In FY 2022-23, importing a finished laptop may require paying a 20% duty.

Update : 02 Jun 2022, 07:04 PM

According to insiders, the government is expected to propose granting tax breaks to local manufacturers of electronics in the upcoming fiscal year (FY) 2022-23 budget, while imposing hefty taxes on finished goods imports.

However, imports of raw materials for ICT products would be aided by tax exemptions and fully assembled laptops, desktops, printers, and other ICT items would be subject to the increased import duties.

According to the sources, the measures would be included in the national budget, which will be presented to before the parliament on June 9.

Imports of laptops, desktop computers, printers, and other completed computer and ICT equipment are currently subject to a only a 5% duty.

To help and expand the local hardware industry, the government may change the current tax provision and charge a higher duty on such finished products.

In FY 2022-23, importing a finished laptop may require paying a 20% duty.

State Minister for ICT Division Zunaid Ahmed Palak in an official letter to NBR chairman Abu Hena Md Rahmatul Muneem on April 19, proposed to include the raw materials required for manufacturing computer, PCB IT, IOT, and digital devices with a “Made in Bangladesh” tag in the relevant SRO of the VAT law to offer exemption at import and local stages.

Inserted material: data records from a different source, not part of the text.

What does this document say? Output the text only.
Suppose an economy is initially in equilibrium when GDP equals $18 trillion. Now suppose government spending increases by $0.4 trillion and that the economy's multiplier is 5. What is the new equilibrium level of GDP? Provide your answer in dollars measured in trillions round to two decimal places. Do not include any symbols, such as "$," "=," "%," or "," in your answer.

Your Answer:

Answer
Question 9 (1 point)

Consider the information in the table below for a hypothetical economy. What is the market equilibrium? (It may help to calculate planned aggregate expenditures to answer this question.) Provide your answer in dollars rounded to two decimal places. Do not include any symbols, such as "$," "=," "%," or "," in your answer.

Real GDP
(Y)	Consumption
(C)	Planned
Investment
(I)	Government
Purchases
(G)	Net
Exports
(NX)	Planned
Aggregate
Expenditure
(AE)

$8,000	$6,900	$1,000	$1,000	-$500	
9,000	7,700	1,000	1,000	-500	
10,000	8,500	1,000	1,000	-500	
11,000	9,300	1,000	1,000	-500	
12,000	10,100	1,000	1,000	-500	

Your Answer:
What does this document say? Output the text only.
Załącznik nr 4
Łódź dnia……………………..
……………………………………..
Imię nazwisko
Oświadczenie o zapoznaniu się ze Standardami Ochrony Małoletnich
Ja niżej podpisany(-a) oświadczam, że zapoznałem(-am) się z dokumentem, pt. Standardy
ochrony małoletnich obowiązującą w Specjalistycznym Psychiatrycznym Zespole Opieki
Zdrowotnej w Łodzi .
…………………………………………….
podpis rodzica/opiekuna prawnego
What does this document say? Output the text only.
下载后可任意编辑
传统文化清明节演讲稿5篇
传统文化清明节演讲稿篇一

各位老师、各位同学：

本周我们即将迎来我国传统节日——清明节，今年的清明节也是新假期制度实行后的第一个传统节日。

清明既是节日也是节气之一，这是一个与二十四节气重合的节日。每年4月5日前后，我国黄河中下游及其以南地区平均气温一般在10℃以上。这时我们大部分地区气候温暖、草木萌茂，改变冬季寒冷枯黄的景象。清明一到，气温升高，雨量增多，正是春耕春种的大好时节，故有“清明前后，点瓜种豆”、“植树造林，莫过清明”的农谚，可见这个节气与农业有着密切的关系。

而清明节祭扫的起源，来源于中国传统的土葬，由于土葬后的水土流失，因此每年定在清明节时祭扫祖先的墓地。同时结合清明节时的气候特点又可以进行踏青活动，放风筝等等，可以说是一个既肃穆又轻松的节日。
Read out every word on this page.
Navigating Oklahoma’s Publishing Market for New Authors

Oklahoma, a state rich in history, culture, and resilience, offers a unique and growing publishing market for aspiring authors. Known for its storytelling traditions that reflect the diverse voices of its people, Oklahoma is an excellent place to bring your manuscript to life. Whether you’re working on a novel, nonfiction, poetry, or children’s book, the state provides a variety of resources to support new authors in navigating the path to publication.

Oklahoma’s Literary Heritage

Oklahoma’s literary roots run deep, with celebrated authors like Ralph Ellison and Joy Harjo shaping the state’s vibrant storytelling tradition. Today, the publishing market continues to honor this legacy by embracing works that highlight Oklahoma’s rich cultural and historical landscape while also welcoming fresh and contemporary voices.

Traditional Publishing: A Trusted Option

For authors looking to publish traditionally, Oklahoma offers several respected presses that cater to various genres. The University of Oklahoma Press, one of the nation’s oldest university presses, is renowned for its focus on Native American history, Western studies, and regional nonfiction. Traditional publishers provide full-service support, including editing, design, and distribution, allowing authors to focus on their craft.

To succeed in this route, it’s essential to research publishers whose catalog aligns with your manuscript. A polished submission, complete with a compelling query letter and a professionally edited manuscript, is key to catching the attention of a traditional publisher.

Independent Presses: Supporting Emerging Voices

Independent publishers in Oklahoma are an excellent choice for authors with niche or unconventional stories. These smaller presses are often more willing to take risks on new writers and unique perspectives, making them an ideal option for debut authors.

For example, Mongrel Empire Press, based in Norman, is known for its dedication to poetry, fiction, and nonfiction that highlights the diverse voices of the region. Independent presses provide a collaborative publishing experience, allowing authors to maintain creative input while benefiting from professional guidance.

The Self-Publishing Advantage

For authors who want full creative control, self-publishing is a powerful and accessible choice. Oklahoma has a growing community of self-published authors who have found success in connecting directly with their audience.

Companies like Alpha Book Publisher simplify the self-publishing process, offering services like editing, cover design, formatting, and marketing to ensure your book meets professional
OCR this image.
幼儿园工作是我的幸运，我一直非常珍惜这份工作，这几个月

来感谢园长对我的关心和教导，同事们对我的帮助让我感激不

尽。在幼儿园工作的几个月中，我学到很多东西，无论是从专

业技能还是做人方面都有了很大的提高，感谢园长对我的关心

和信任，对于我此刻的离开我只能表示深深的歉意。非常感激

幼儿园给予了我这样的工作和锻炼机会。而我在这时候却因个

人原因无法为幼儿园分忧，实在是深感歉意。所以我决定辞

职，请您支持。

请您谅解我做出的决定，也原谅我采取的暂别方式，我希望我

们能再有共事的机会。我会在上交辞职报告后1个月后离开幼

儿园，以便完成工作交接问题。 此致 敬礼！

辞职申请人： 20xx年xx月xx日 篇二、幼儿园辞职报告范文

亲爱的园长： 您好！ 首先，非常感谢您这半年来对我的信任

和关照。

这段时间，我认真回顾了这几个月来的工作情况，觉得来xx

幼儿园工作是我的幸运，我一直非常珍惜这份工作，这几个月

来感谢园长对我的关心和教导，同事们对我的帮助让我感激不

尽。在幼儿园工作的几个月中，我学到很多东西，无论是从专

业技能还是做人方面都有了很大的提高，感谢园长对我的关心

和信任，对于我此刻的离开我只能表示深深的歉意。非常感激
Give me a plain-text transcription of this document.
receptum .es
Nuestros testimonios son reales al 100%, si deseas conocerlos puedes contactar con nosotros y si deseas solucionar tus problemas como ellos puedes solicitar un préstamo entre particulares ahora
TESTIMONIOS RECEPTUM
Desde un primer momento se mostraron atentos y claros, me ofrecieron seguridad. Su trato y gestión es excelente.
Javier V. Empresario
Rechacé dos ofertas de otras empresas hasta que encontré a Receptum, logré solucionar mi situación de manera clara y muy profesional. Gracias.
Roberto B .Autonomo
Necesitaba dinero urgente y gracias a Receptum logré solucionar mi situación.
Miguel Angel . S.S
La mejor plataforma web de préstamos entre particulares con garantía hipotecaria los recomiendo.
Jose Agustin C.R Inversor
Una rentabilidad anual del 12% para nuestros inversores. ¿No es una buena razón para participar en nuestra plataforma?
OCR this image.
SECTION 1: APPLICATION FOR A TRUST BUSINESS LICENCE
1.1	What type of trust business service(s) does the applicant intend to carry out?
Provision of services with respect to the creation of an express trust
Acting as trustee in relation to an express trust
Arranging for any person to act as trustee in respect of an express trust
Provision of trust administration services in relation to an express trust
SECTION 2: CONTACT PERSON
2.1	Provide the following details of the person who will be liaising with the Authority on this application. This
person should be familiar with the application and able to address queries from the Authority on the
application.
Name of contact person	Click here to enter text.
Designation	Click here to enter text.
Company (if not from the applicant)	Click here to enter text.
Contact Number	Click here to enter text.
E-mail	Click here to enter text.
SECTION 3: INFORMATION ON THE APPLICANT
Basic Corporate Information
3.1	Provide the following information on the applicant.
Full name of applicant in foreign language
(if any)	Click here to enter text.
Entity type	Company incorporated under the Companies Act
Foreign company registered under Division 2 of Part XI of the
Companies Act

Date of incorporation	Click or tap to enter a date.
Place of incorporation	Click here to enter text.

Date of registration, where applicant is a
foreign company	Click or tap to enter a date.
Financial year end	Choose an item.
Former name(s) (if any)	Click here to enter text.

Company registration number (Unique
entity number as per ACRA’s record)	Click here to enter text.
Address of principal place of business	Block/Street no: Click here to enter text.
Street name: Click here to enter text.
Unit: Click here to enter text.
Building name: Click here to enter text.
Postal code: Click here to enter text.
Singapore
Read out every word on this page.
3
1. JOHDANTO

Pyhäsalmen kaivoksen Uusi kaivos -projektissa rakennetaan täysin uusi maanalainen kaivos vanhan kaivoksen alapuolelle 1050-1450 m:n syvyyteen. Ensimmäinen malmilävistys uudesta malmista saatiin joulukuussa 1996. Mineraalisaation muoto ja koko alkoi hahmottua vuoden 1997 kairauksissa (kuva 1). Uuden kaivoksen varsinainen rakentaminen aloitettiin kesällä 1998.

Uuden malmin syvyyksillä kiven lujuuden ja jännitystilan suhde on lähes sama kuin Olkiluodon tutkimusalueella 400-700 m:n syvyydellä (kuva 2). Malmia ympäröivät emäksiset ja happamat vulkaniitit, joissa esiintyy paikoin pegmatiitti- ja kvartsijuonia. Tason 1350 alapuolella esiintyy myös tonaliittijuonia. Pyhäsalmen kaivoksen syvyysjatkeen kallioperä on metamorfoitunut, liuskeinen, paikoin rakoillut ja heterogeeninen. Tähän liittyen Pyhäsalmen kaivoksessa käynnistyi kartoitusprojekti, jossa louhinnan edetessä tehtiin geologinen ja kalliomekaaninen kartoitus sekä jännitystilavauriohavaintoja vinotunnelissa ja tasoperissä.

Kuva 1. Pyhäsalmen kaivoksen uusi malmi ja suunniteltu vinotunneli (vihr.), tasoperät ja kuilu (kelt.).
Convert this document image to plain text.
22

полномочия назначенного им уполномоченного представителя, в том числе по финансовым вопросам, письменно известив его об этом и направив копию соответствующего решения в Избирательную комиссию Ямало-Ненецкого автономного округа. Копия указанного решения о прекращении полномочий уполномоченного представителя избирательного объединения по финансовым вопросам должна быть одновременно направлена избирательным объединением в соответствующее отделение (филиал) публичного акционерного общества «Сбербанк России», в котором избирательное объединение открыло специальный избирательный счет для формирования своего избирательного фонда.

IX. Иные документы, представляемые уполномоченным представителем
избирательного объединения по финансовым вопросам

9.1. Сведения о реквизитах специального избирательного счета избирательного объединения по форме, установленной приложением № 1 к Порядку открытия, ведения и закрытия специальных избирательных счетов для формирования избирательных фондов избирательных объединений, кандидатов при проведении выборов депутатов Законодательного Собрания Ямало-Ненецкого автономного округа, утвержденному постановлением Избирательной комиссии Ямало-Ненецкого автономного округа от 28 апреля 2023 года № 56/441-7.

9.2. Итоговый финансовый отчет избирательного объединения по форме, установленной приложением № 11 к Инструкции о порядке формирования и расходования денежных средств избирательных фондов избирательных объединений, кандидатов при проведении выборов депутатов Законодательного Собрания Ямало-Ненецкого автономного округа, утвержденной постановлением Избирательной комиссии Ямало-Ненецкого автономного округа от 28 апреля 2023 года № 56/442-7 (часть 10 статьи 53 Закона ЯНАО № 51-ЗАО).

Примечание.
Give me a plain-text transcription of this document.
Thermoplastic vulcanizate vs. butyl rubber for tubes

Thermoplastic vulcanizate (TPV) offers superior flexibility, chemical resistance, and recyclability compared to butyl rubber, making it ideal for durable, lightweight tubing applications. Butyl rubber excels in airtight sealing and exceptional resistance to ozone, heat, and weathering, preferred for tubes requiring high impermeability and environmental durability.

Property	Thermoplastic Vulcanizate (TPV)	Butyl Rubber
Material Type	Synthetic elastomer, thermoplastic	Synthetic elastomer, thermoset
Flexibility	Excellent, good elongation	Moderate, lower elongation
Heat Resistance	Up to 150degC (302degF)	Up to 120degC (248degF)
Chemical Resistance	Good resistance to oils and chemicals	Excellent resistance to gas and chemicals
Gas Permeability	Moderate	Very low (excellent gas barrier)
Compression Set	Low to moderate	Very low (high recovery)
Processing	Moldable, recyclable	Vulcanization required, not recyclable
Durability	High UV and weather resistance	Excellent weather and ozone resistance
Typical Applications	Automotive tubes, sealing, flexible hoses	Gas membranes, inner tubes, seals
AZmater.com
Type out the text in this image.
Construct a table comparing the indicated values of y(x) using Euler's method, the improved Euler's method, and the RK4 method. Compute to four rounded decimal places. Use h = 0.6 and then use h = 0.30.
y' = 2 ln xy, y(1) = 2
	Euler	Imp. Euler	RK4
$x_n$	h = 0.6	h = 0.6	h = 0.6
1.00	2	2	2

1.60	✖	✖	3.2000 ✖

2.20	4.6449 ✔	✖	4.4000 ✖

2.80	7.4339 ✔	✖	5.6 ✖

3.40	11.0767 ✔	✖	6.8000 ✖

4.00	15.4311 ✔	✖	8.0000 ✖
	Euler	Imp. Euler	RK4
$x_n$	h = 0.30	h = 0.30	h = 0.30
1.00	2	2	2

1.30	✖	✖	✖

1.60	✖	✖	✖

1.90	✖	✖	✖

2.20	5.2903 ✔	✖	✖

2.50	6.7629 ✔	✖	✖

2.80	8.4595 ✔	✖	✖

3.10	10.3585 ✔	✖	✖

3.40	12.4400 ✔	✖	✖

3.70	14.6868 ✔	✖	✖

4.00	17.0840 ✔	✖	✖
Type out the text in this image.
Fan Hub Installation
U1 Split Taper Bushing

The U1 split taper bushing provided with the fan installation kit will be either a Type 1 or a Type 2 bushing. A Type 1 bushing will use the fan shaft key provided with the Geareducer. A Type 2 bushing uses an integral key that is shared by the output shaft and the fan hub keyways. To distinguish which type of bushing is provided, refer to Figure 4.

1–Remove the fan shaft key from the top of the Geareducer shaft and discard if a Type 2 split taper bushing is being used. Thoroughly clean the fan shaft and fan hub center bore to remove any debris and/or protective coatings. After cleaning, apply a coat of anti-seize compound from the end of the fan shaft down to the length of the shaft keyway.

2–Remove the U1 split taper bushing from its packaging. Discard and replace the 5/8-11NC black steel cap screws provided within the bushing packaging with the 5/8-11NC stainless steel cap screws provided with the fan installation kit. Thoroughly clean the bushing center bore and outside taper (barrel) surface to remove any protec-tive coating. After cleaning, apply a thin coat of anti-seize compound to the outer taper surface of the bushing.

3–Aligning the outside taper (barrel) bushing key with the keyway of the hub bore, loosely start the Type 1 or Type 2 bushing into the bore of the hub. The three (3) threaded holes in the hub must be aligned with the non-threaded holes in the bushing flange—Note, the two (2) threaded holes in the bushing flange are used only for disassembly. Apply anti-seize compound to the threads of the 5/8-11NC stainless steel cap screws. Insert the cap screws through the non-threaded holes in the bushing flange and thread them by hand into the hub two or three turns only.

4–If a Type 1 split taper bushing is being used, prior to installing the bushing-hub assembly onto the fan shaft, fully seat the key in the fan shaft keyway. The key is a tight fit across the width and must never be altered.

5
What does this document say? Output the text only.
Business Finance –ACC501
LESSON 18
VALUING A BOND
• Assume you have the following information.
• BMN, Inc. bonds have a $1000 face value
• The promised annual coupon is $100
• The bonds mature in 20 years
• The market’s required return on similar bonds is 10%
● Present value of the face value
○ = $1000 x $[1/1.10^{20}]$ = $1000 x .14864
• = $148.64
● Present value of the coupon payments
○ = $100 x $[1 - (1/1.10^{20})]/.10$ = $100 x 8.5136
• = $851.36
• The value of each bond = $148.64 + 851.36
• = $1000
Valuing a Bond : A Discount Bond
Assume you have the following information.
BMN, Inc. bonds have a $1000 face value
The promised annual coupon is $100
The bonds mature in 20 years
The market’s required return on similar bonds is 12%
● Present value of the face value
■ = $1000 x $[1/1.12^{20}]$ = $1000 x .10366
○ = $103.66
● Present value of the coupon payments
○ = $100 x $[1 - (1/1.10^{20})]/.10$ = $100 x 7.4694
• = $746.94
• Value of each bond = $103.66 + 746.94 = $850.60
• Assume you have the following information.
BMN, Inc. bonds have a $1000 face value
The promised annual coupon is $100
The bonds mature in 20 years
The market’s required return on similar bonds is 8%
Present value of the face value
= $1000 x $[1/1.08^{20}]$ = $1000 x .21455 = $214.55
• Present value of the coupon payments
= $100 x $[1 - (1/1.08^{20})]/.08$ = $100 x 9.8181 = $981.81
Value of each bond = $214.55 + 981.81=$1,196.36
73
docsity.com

According to industry insiders, VAT exemption is now being given partially to certain ICT goods, with most raw components being excluded.

Manufacturers are unable to fully capitalize from the partial VAT exemption policy, resulting in price increases for locally manufactured computers and accessories.

They also claim that the local ICT product manufacturers face unfair competition in the international market for this.